04/06/2014

A explosão em Três Corações

Após um bom tempo de sumiço, cá estou para arquivar mais uma das inacreditáveis e REAIS histórias de minha avó. Estávamos agora mesmo relembrando algumas das grandes tragédias mundiais, como uma bela família normal e feliz. Guardadas as proporções, minha avó lembrou-se de um relato que eu ainda não havia exposto. RELATO, e não "causo", pois este ela presenciou, e se lembra com detalhes.
É louvável a memória dessa grande mulher, mas neste caso, pudera! Algo assim não sai da memória facilmente.

Aconteceu por volta de 1944. Minha avó tinha por volta de seus seis anos de idade e ainda morava em Três Corações, interior de Minas Gerais. Era domingo (sim, esse detalhe é certo, pois os domingos eram passadas na casa da avó mineira de minha avó - Etelvina).

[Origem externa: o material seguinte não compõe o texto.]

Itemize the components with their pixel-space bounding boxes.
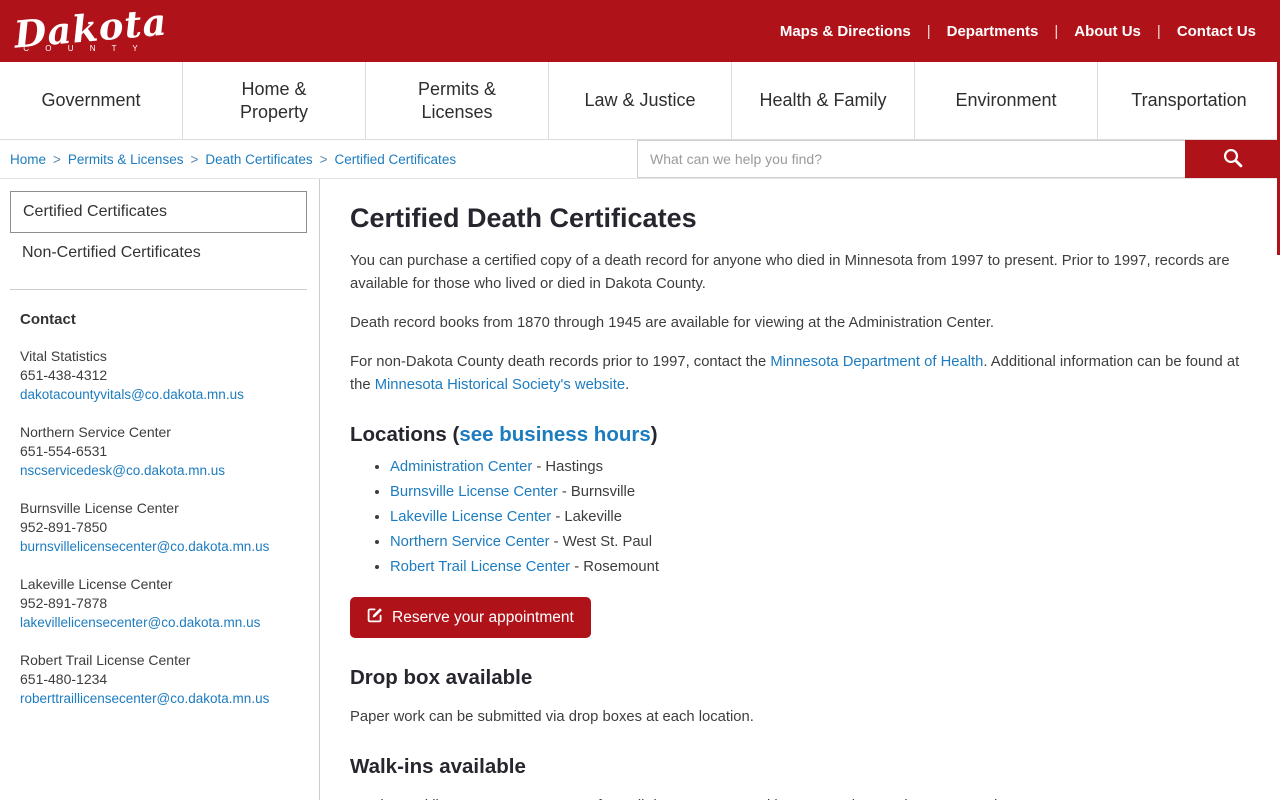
contact-email-link[interactable]: dakotacountyvitals@co.dakota.mn.us <box>20 385 307 404</box>
mnhs-link[interactable]: Minnesota Historical Society's website <box>375 377 625 393</box>
reserve-appointment-button[interactable]: Reserve your appointment <box>350 597 591 638</box>
list-item: Robert Trail License Center - Rosemount <box>390 557 1245 577</box>
top-header: Dakota C O U N T Y Maps & Directions | D… <box>0 0 1280 62</box>
locations-heading: Locations (see business hours) <box>350 423 1245 447</box>
contact-name: Vital Statistics <box>20 348 107 364</box>
non-dakota-paragraph: For non-Dakota County death records prio… <box>350 351 1245 397</box>
contact-email-link[interactable]: burnsvillelicensecenter@co.dakota.mn.us <box>20 537 307 556</box>
contact-phone: 952-891-7850 <box>20 519 108 535</box>
utility-nav: Maps & Directions | Departments | About … <box>778 19 1280 44</box>
page: Dakota C O U N T Y Maps & Directions | D… <box>0 0 1280 800</box>
contact-name: Northern Service Center <box>20 424 171 440</box>
location-city: - Hastings <box>532 459 603 475</box>
contact-entry-robert-trail-license-center: Robert Trail License Center 651-480-1234… <box>10 651 307 708</box>
breadcrumb-death-certificates[interactable]: Death Certificates <box>205 152 312 167</box>
sidebar-item-certified-certificates[interactable]: Certified Certificates <box>10 191 307 233</box>
location-city: - West St. Paul <box>549 534 653 550</box>
sidebar-item-non-certified-certificates[interactable]: Non-Certified Certificates <box>10 233 307 273</box>
contact-email-link[interactable]: roberttraillicensecenter@co.dakota.mn.us <box>20 689 307 708</box>
page-title: Certified Death Certificates <box>350 203 697 233</box>
lakeville-license-center-link[interactable]: Lakeville License Center <box>390 509 551 525</box>
search-button[interactable] <box>1185 140 1280 178</box>
contact-name: Robert Trail License Center <box>20 652 191 668</box>
contact-entry-northern-service-center: Northern Service Center 651-554-6531 nsc… <box>10 423 307 480</box>
business-hours-link[interactable]: see business hours <box>459 423 650 446</box>
primary-nav: Government Home & Property Permits & Lic… <box>0 62 1280 140</box>
walkins-paragraph: Service and license centers are open for… <box>350 795 1245 800</box>
paragraph-text: . <box>625 377 630 393</box>
breadcrumb-separator: > <box>190 151 199 167</box>
breadcrumb: Home > Permits & Licenses > Death Certif… <box>0 140 637 178</box>
breadcrumb-certified-certificates[interactable]: Certified Certificates <box>335 152 457 167</box>
list-item: Northern Service Center - West St. Paul <box>390 532 1245 552</box>
nav-item-health-family[interactable]: Health & Family <box>732 62 915 139</box>
utility-nav-contact-us[interactable]: Contact Us <box>1175 19 1258 44</box>
utility-nav-maps-directions[interactable]: Maps & Directions <box>778 19 913 44</box>
contact-name: Lakeville License Center <box>20 576 173 592</box>
contact-entry-burnsville-license-center: Burnsville License Center 952-891-7850 b… <box>10 499 307 556</box>
edit-icon <box>367 607 383 628</box>
nav-item-permits-licenses[interactable]: Permits & Licenses <box>366 62 549 139</box>
logo-wordmark: Dakota <box>12 0 170 57</box>
sidebar-divider <box>10 289 307 290</box>
list-item: Lakeville License Center - Lakeville <box>390 507 1245 527</box>
location-city: - Rosemount <box>570 559 659 575</box>
contact-email-link[interactable]: lakevillelicensecenter@co.dakota.mn.us <box>20 613 307 632</box>
breadcrumb-search-row: Home > Permits & Licenses > Death Certif… <box>0 140 1280 179</box>
nav-item-environment[interactable]: Environment <box>915 62 1098 139</box>
breadcrumb-permits-licenses[interactable]: Permits & Licenses <box>68 152 184 167</box>
main-content: Certified Death Certificates You can pur… <box>320 179 1280 800</box>
robert-trail-license-center-link[interactable]: Robert Trail License Center <box>390 559 570 575</box>
breadcrumb-separator: > <box>319 151 328 167</box>
nav-item-transportation[interactable]: Transportation <box>1098 62 1280 139</box>
content-area: Certified Certificates Non-Certified Cer… <box>0 179 1280 800</box>
utility-nav-separator: | <box>1054 22 1059 40</box>
utility-nav-departments[interactable]: Departments <box>945 19 1041 44</box>
record-books-paragraph: Death record books from 1870 through 194… <box>350 315 995 331</box>
contact-phone: 651-438-4312 <box>20 367 108 383</box>
contact-entry-lakeville-license-center: Lakeville License Center 952-891-7878 la… <box>10 575 307 632</box>
burnsville-license-center-link[interactable]: Burnsville License Center <box>390 484 558 500</box>
contact-heading: Contact <box>20 311 76 328</box>
breadcrumb-home[interactable]: Home <box>10 152 46 167</box>
list-item: Administration Center - Hastings <box>390 457 1245 477</box>
utility-nav-about-us[interactable]: About Us <box>1072 19 1143 44</box>
northern-service-center-link[interactable]: Northern Service Center <box>390 534 550 550</box>
location-city: - Lakeville <box>551 509 622 525</box>
contact-phone: 651-480-1234 <box>20 671 108 687</box>
county-logo[interactable]: Dakota C O U N T Y <box>0 0 180 56</box>
locations-list: Administration Center - Hastings Burnsvi… <box>350 457 1245 577</box>
heading-text: ) <box>650 423 658 446</box>
left-sidebar: Certified Certificates Non-Certified Cer… <box>0 179 320 800</box>
utility-nav-separator: | <box>1156 22 1161 40</box>
search-icon <box>1222 147 1244 172</box>
intro-paragraph: You can purchase a certified copy of a d… <box>350 253 1230 292</box>
contact-phone: 952-891-7878 <box>20 595 108 611</box>
contact-phone: 651-554-6531 <box>20 443 108 459</box>
contact-entry-vital-statistics: Vital Statistics 651-438-4312 dakotacoun… <box>10 347 307 404</box>
breadcrumb-separator: > <box>53 151 61 167</box>
paragraph-text: For non-Dakota County death records prio… <box>350 354 771 370</box>
list-item: Burnsville License Center - Burnsville <box>390 482 1245 502</box>
walkins-heading: Walk-ins available <box>350 755 526 778</box>
search-input[interactable] <box>637 140 1185 178</box>
contact-email-link[interactable]: nscservicedesk@co.dakota.mn.us <box>20 461 307 480</box>
mdh-link[interactable]: Minnesota Department of Health <box>770 354 983 370</box>
nav-item-government[interactable]: Government <box>0 62 183 139</box>
button-label: Reserve your appointment <box>392 608 574 626</box>
utility-nav-separator: | <box>926 22 931 40</box>
nav-item-law-justice[interactable]: Law & Justice <box>549 62 732 139</box>
nav-item-home-property[interactable]: Home & Property <box>183 62 366 139</box>
administration-center-link[interactable]: Administration Center <box>390 459 532 475</box>
contact-name: Burnsville License Center <box>20 500 179 516</box>
dropbox-heading: Drop box available <box>350 666 533 689</box>
dropbox-paragraph: Paper work can be submitted via drop box… <box>350 709 754 725</box>
location-city: - Burnsville <box>557 484 636 500</box>
heading-text: Locations ( <box>350 423 460 446</box>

Estava ela então, no breve início de sua vida, visitando sua avó em um domingo qualquer. Seus pais estavam em sua casa, a poucas ruas dali.

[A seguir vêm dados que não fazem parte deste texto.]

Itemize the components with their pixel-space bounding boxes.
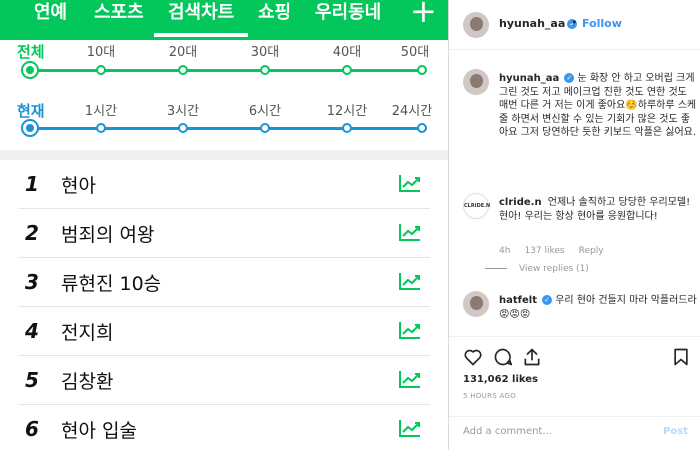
post-username[interactable]: hyunah_aa ✓ bbox=[499, 17, 578, 30]
post-button[interactable]: Post bbox=[663, 426, 688, 437]
trend-chart-icon[interactable] bbox=[398, 418, 422, 438]
trend-chart-icon[interactable] bbox=[398, 320, 422, 340]
comment-body: clride.n 언제나 솔직하고 당당한 우리모델! 현아! 우리는 항상 현… bbox=[499, 196, 699, 223]
rank-keyword[interactable]: 현아 bbox=[61, 171, 96, 198]
time-tick[interactable]: 12시간 bbox=[327, 100, 367, 119]
comment-body: hyunah_aa ✓ 눈 화장 안 하고 오버립 크게 그린 것도 저고 메이크… bbox=[499, 72, 699, 140]
age-tick[interactable]: 50대 bbox=[401, 41, 430, 60]
header-dot: • bbox=[571, 16, 578, 29]
rank-keyword[interactable]: 현아 입술 bbox=[61, 416, 137, 443]
age-slider-track[interactable] bbox=[30, 69, 424, 72]
nav-tab-entertainment[interactable]: 연예 bbox=[34, 0, 67, 26]
avatar[interactable] bbox=[463, 69, 489, 95]
trend-chart-icon[interactable] bbox=[398, 173, 422, 193]
age-slider-dot[interactable] bbox=[417, 65, 427, 75]
age-filter: 전체 10대 20대 30대 40대 50대 bbox=[0, 41, 449, 95]
search-rank-list: 1 현아 2 범죄의 여왕 3 류현진 10승 4 전지희 5 김창환 6 현아… bbox=[0, 160, 449, 450]
comment-username[interactable]: hatfelt bbox=[499, 295, 537, 306]
nav-tab-neighborhood[interactable]: 우리동네 bbox=[315, 0, 381, 26]
avatar[interactable] bbox=[463, 291, 489, 317]
age-slider-dot[interactable] bbox=[260, 65, 270, 75]
rank-keyword[interactable]: 전지희 bbox=[61, 318, 113, 345]
rank-keyword[interactable]: 범죄의 여왕 bbox=[61, 220, 154, 247]
trend-chart-icon[interactable] bbox=[398, 369, 422, 389]
time-tick[interactable]: 3시간 bbox=[167, 100, 199, 119]
rank-row[interactable]: 6 현아 입술 bbox=[19, 405, 430, 450]
time-filter-label: 현재 bbox=[17, 102, 45, 120]
share-icon[interactable] bbox=[522, 347, 542, 367]
naver-chart-panel: 연예 스포츠 검색차트 쇼핑 우리동네 + 전체 10대 20대 30대 40대… bbox=[0, 0, 449, 450]
rank-row[interactable]: 4 전지희 bbox=[19, 307, 430, 356]
time-tick[interactable]: 1시간 bbox=[85, 100, 117, 119]
naver-top-nav: 연예 스포츠 검색차트 쇼핑 우리동네 + bbox=[0, 0, 449, 40]
comment-username[interactable]: hyunah_aa bbox=[499, 73, 559, 84]
rank-number: 4 bbox=[25, 319, 39, 343]
instagram-panel: hyunah_aa ✓ • Follow hyunah_aa ✓ 눈 화장 안 하고… bbox=[449, 0, 700, 450]
like-count[interactable]: 131,062 likes bbox=[463, 374, 538, 385]
post-header: hyunah_aa ✓ • Follow bbox=[449, 0, 700, 50]
plus-icon[interactable]: + bbox=[410, 0, 437, 27]
view-replies-button[interactable]: View replies (1) bbox=[485, 264, 589, 274]
verified-badge-icon: ✓ bbox=[542, 295, 552, 305]
age-slider-selected-dot[interactable] bbox=[21, 61, 39, 79]
time-slider-dot[interactable] bbox=[342, 123, 352, 133]
age-slider-dot[interactable] bbox=[96, 65, 106, 75]
add-comment-bar: Add a comment… Post bbox=[449, 416, 700, 450]
rank-row[interactable]: 5 김창환 bbox=[19, 356, 430, 405]
post-actions: 131,062 likes 5 HOURS AGO bbox=[449, 336, 700, 416]
time-slider-selected-dot[interactable] bbox=[21, 119, 39, 137]
bookmark-icon[interactable] bbox=[671, 347, 691, 367]
time-slider-track[interactable] bbox=[30, 127, 424, 130]
time-slider-dot[interactable] bbox=[178, 123, 188, 133]
age-tick[interactable]: 40대 bbox=[333, 41, 362, 60]
rank-row[interactable]: 3 류현진 10승 bbox=[19, 258, 430, 307]
comment-icon[interactable] bbox=[493, 347, 513, 367]
heart-icon[interactable] bbox=[463, 347, 483, 367]
time-tick[interactable]: 24시간 bbox=[392, 100, 432, 119]
age-tick[interactable]: 20대 bbox=[169, 41, 198, 60]
rank-number: 2 bbox=[25, 221, 39, 245]
age-tick[interactable]: 10대 bbox=[87, 41, 116, 60]
age-tick[interactable]: 30대 bbox=[251, 41, 280, 60]
age-slider-dot[interactable] bbox=[342, 65, 352, 75]
verified-badge-icon: ✓ bbox=[564, 73, 575, 83]
comment-meta: 4h 137 likes Reply bbox=[499, 246, 618, 256]
rank-keyword[interactable]: 김창환 bbox=[61, 367, 113, 394]
section-divider bbox=[0, 150, 449, 160]
comment-likes[interactable]: 137 likes bbox=[524, 246, 564, 256]
comment-input[interactable]: Add a comment… bbox=[463, 426, 552, 437]
trend-chart-icon[interactable] bbox=[398, 271, 422, 291]
follow-button[interactable]: Follow bbox=[582, 17, 622, 30]
time-slider-dot[interactable] bbox=[260, 123, 270, 133]
time-slider-dot[interactable] bbox=[96, 123, 106, 133]
nav-tab-sports[interactable]: 스포츠 bbox=[94, 0, 144, 26]
nav-tab-search-chart[interactable]: 검색차트 bbox=[153, 0, 249, 37]
rank-number: 6 bbox=[25, 417, 39, 441]
rank-number: 3 bbox=[25, 270, 39, 294]
rank-number: 1 bbox=[25, 172, 39, 196]
reply-button[interactable]: Reply bbox=[579, 246, 604, 256]
rank-row[interactable]: 2 범죄의 여왕 bbox=[19, 209, 430, 258]
time-filter: 현재 1시간 3시간 6시간 12시간 24시간 bbox=[0, 100, 449, 154]
post-timestamp: 5 HOURS AGO bbox=[463, 392, 517, 400]
comment-body: hatfelt ✓ 우리 현아 건들지 마라 악플러드라 😡😡😡 bbox=[499, 294, 699, 321]
time-tick[interactable]: 6시간 bbox=[249, 100, 281, 119]
screenshot-composite: 연예 스포츠 검색차트 쇼핑 우리동네 + 전체 10대 20대 30대 40대… bbox=[0, 0, 700, 450]
comment-time: 4h bbox=[499, 246, 511, 256]
age-slider-dot[interactable] bbox=[178, 65, 188, 75]
time-slider-dot[interactable] bbox=[417, 123, 427, 133]
trend-chart-icon[interactable] bbox=[398, 222, 422, 242]
age-filter-label: 전체 bbox=[17, 43, 45, 61]
brand-logo-avatar[interactable]: CLRIDE.N bbox=[463, 193, 490, 219]
rank-number: 5 bbox=[25, 368, 39, 392]
username-text[interactable]: hyunah_aa bbox=[499, 17, 565, 30]
nav-tab-shopping[interactable]: 쇼핑 bbox=[258, 0, 291, 26]
rank-row[interactable]: 1 현아 bbox=[19, 160, 430, 209]
avatar[interactable] bbox=[463, 12, 489, 38]
rank-keyword[interactable]: 류현진 10승 bbox=[61, 269, 161, 296]
comment-list: hyunah_aa ✓ 눈 화장 안 하고 오버립 크게 그린 것도 저고 메이크… bbox=[449, 51, 700, 336]
comment-username[interactable]: clride.n bbox=[499, 197, 542, 208]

Os trens da cidade, na época comandados pela Rede Mineira Viação, não funcionavam naquele momento; estavam todos os vagões imóveis, próximos à estação. Era a hora do café da tarde quando ouviu-se uma explosão enorme. O barulho ensurdecedor veio acompanhando de estrondos de janelas quebrando, móveis caindo e objetos sendo atirados. Minha avó se lembra que a faca que segurava no momento, foi parar do outro lado da cozinha. Em seguida, iniciou-se um festival de gritos desesperados. As pessoas foram às ruas, gritando, rezando, chorando e correndo, em questão de segundos. Além do tumulto na tal cidade pequena, outro dado que marcou a memória de minha avó foi a cor do céu. Em minutos o céu se avermelhou, num "vermelho cor de sangue", como ela mesma descreve. A empregada da casa da avó de minha avó, dona Nair, pegou as crianças e correu junto com o restante da população para o morro mais alto da cidade. A cena de terror de um mutirão de pessoas debandando, em massa, para as colinas, deve ter sido cinematograficamente marcante, a ponto de não conseguirmos descrever. Pois bem, criem as imagens em suas cabeças.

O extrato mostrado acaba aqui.